Certaines personnes qui ont connu l'isolement cellulaire racontent ce que cela fait d'être transféré plus tard dans une salle commune ou même libéré de prison. Beaucoup font toujours des cauchemars après leur libération - beaucoup ont du mal à dormir ou à se trouver dans des espaces confinés ou ont peur du noir.
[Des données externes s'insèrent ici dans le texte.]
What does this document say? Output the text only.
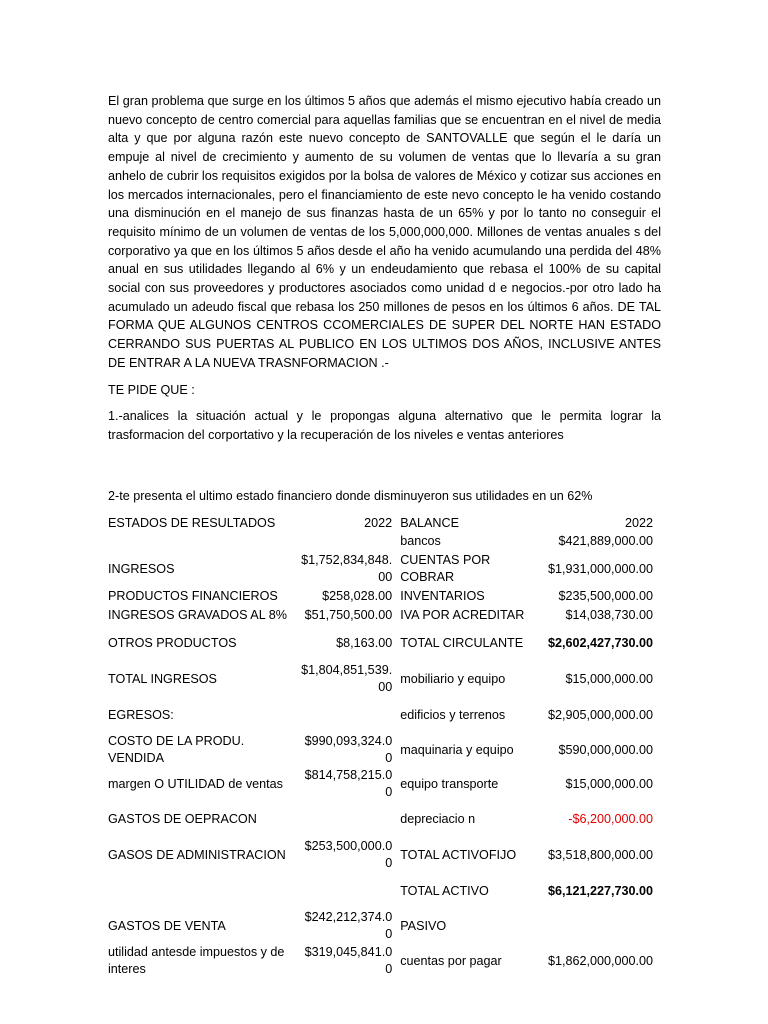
El gran problema que surge en los últimos 5 años que además el mismo ejecutivo había creado un nuevo concepto de centro comercial para aquellas familias que se encuentran en el nivel de media alta y que por alguna razón este nuevo concepto de SANTOVALLE que según el le daría un empuje al nivel de crecimiento y aumento de su volumen de ventas que lo llevaría a su gran anhelo de cubrir los requisitos exigidos por la bolsa de valores de México y cotizar sus acciones en los mercados internacionales, pero el financiamiento de este nevo concepto le ha venido costando una disminución en el manejo de sus finanzas hasta de un 65% y por lo tanto no conseguir el requisito mínimo de un volumen de ventas de los 5,000,000,000. Millones de ventas anuales s del corporativo ya que en los últimos 5 años desde el año ha venido acumulando una perdida del 48% anual en sus utilidades llegando al 6% y un endeudamiento que rebasa el 100% de su capital social con sus proveedores y productores asociados como unidad d e negocios.-por otro lado ha acumulado un adeudo fiscal que rebasa los 250 millones de pesos en los últimos 6 años. DE TAL FORMA QUE ALGUNOS CENTROS CCOMERCIALES DE SUPER DEL NORTE HAN ESTADO CERRANDO SUS PUERTAS AL PUBLICO EN LOS ULTIMOS DOS AÑOS, INCLUSIVE ANTES DE ENTRAR A LA NUEVA TRASNFORMACION .-

TE PIDE QUE :

1.-analices la situación actual y le propongas alguna alternativo que le permita lograr la trasformacion del corportativo y la recuperación de los niveles e ventas anteriores

2-te presenta el ultimo estado financiero donde disminuyeron sus utilidades en un 62%

ESTADOS DE RESULTADOS	2022	BALANCE	2022
		bancos	$421,889,000.00
INGRESOS	$1,752,834,848.00	CUENTAS POR COBRAR	$1,931,000,000.00
PRODUCTOS FINANCIEROS	$258,028.00	INVENTARIOS	$235,500,000.00
INGRESOS GRAVADOS AL 8%	$51,750,500.00	IVA POR ACREDITAR	$14,038,730.00
OTROS PRODUCTOS	$8,163.00	TOTAL CIRCULANTE	$2,602,427,730.00
TOTAL INGRESOS	$1,804,851,539.00	mobiliario y equipo	$15,000,000.00
EGRESOS:		edificios y terrenos	$2,905,000,000.00
COSTO DE LA PRODU. VENDIDA	$990,093,324.00	maquinaria y equipo	$590,000,000.00
margen O UTILIDAD de ventas	$814,758,215.00	equipo transporte	$15,000,000.00
GASTOS DE OEPRACON		depreciacio n	-$6,200,000.00
GASOS DE ADMINISTRACION	$253,500,000.00	TOTAL ACTIVOFIJO	$3,518,800,000.00
		TOTAL ACTIVO	$6,121,227,730.00
GASTOS DE VENTA	$242,212,374.00	PASIVO	
utilidad antesde impuestos y de interes	$319,045,841.00	cuentas por pagar	$1,862,000,000.00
Mazyar Ebrahimi ne fait pas exception. Il dit qu'il ne peut toujours pas tolérer les espaces fermés et ne peut pas rester longtemps dans une voiture. Les cauchemars perturbent son sommeil. « Le sentiment est toujours avec moi, depuis mon séjour en isolement ; si je ne peux pas sortir, je fais les cent pas où que je sois, en me retournant sans cesse en marchant. »
Mais peut-être que son expérience - qui reste avec lui, et avec beaucoup d'autres - peut lui permettre de supporter plus facilement une situation comme le confinement.
« C'est comme soulever des poids, une fois que quelqu'un soulève un poids de cent kilogrammes, ensuite déplacer des poids de 20 kilos, 10 kilos, cinq kilos, ne sera pas difficile. Il peut soulever le poids, bien que soulever le poids de cent kilos puisse blesser ses muscles et ses articulations et provoquer des blessures. Lorsque vous comparez la prison à d'autres choses, vous comprenez qu'il n'y a rien à craindre. Mais cela peut aussi être un déclencheur qui vous rappelle des frustrations et une situation difficile. »
Mazyar Ebrahimi, qui a connu la prison, l'isolement cellulaire et la torture, et apprend maintenant à naviguer dans une nouvelle société avec tous les défis d'être un demandeur d'asile, dit que les nouvelles mesures d’isolement doivent être considérées comme une bonne chose pour l'humanité. Les gens doivent l'adopter et l'utiliser, non seulement pour se protéger, mais pour protéger les autres.
Les personnes en isolement se désespèrent de ne pas voir la lumière du soleil et de penser à la liberté. Mais en quarantaine, on peut ouvrir une fenêtre tous les jours, et espérer passer à travers cette période sans précédent après avoir partagé une expérience avec des gens du monde entier.